Field of Science

Hunting up the ghosts of elements

This post originally appeared at the UNESCO International Year of Light's blog, in October 2015.  The site is no longer available.

Interior of an antique spectroscope.
If you’ve seen the flash of yellow-orange flames when a pot boils over on a gas stove, you’ve gotten a glimpse of the ghost of an atom.  The color is part of the atom’s spectrum.

In the late 17th century, Isaac Newton used the Latin word for ghost, spectrum, to describe the bands of colors he saw when light shone through a prism. One hundred and fifty years later, Joseph von Fraunhofer noticed he could see bright lines instead of the bands of colors when looking at certain flames through a prism.  He went on to develop an instrument to measure these spectral lines, called a spectroscope, and used it to catalog the lines seen in the sun’s light and in the light from other stars.

It would take almost another fifty years to figure out that Fraunhofer’s lines were the ghosts of chemical elements, when Gustav Kirchhoff and Robert Bunsen (the inventor of the ubiquitous Bunsen burner) teamed up to create a spectroscope that used Bunsen’s new hotter, gas burner to ignite the samples.  They noted that that each element produced a characteristic set of lines when burned, a spectral fingerprint, that could be used to identify it.

In October of 1860, Kirchhoff and Bunsen announced they had used their spectroscope to discover a new chemical element, which they named cesium, for the blue color of its principal line. Chemists quickly began to use Bunsen’s spectroscope to find new elements.  A few months later Kirchhoff and Bunsen found two bright ruby red lines in an extract of a silicate mineral lepidolite, the spectral traces of another new element, rubidium.

Thallium’s ghostly green emanations were first observed by William Crookes, indium, ironically named for its violet lines by its color blind discoverer Ferdinand Reich.  Paul-Émile Lecoq de Boisbaudran spectroscopically identified element 66 in a sample painstakingly extracted from his marble hearth, and instead of naming it for the colors of the lines, called it dysprosium, from the Greek for “hard to get” — because it was.

Hunting for new elements spectroscopically meant you didn’t actually need to have any of it in your lab or even on your planet, as long as you could observe the light from a burning sample.  In 1868 several chemists and astronomers independently observed a faint line in the spectrum of the sun, and assigned it to a new element, helium, which as far as they knew did not exist on earth.  It would take nearly 30 years for two Swedish chemists to confirm that it was present on earth — by matching the spectrum with that of a gas found in a uranium ore.  (The helium to be found on earth comes from radioactive decay.)

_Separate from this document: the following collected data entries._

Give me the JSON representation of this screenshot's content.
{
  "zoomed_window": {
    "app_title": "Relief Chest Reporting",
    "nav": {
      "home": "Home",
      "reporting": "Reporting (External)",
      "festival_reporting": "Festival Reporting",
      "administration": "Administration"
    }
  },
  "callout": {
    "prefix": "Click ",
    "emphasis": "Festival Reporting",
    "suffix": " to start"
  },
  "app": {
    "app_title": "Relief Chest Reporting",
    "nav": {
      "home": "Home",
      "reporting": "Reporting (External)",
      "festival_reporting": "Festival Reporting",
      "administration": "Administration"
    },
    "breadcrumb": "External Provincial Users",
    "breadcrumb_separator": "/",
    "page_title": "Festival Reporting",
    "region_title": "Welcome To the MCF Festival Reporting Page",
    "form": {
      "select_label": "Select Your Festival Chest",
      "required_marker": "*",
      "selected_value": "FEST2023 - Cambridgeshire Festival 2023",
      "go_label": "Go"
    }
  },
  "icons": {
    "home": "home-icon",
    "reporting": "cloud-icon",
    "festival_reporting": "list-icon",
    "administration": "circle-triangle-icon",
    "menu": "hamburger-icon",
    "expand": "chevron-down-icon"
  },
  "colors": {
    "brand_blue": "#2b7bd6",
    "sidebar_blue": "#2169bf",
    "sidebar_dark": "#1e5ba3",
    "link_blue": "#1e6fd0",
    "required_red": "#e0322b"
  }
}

Spectroscopy certainly helped chemists fill out the periodic table, adding more than a dozen new elements to the collection.  But it also played a significant role in confirming predictive power of periodicity. When Dmitri Mendeleev proposed his version of the periodic table, he left blanks for yet-to-be-discovered elements, underneath elements which should have similar properties.  In 1875, Lecoq, the same man who had so patiently extracted dysprosium from his fireplace, sifted through 4 metric tons of  zincblende to show that it contained traces of a new element which fit neatly into the space Mendeleev had reserved for it underneath aluminum.  Lecoq named the element gallium, in honor of his home, France, and perhaps playing off his own name, as the Latin for le coq, the rooster, is gallus.  It was a powerful demonstration of Mendeleev’s theory.

These ghostly lines produced by elements helped fuel yet another critical discovery that would have far reaching consequences for chemists’ understanding of the periodic table:  quantum mechanics.  Niels Bohr’s quantum mechanical model of the atom opened the door to explaining chemical elements line spectra. Though more accurate and sophisticated quantum mechanical models of the atom now exist, Bohr’s model showed the relationship between the lines and an atom’s electron by insisting that the electrons’ energies were quantized, that is, they could only have certain energies.

So why do atoms have ghosts?  When an atom is heated to high temperatures, as in a flame, the energy it absorbs excites its electrons.  You can think of the electrons in an atom as being on an energy ladder.  They can only have energies that match the rungs of the ladder, and each type of atom has a unique arrangement of the rungs.  When the atom absorbs energy, its electrons move to higher rungs.  Excited electrons are unstable. They quickly return to their original arrangement, giving off some their excess energy in the form of light as they do.  The color, the wavelength) of the light emitted depends on the difference in energy between the rungs.  The colors of light emitted are the ghosts of the energy rungs.  Since each element has a unique pattern of rungs, it will have a unique spectrum of emitted light and so revealing their presence to the sharp eyes of spectroscopists.

Chemists still use the light emitted and absorbed by atoms and molecules to identify their presence.  We hunt for the structure of the universe in its ghosts.

More Information

If you want a way to see the ghosts of atoms, try this DIY folding spectroscope you can attach to your phone. Use it to check out the light from a neon sign or from a street light!

For a wonderful description of the elements, including stories of how they were first discovered, read John Emsley’s Nature’s Building Blocks.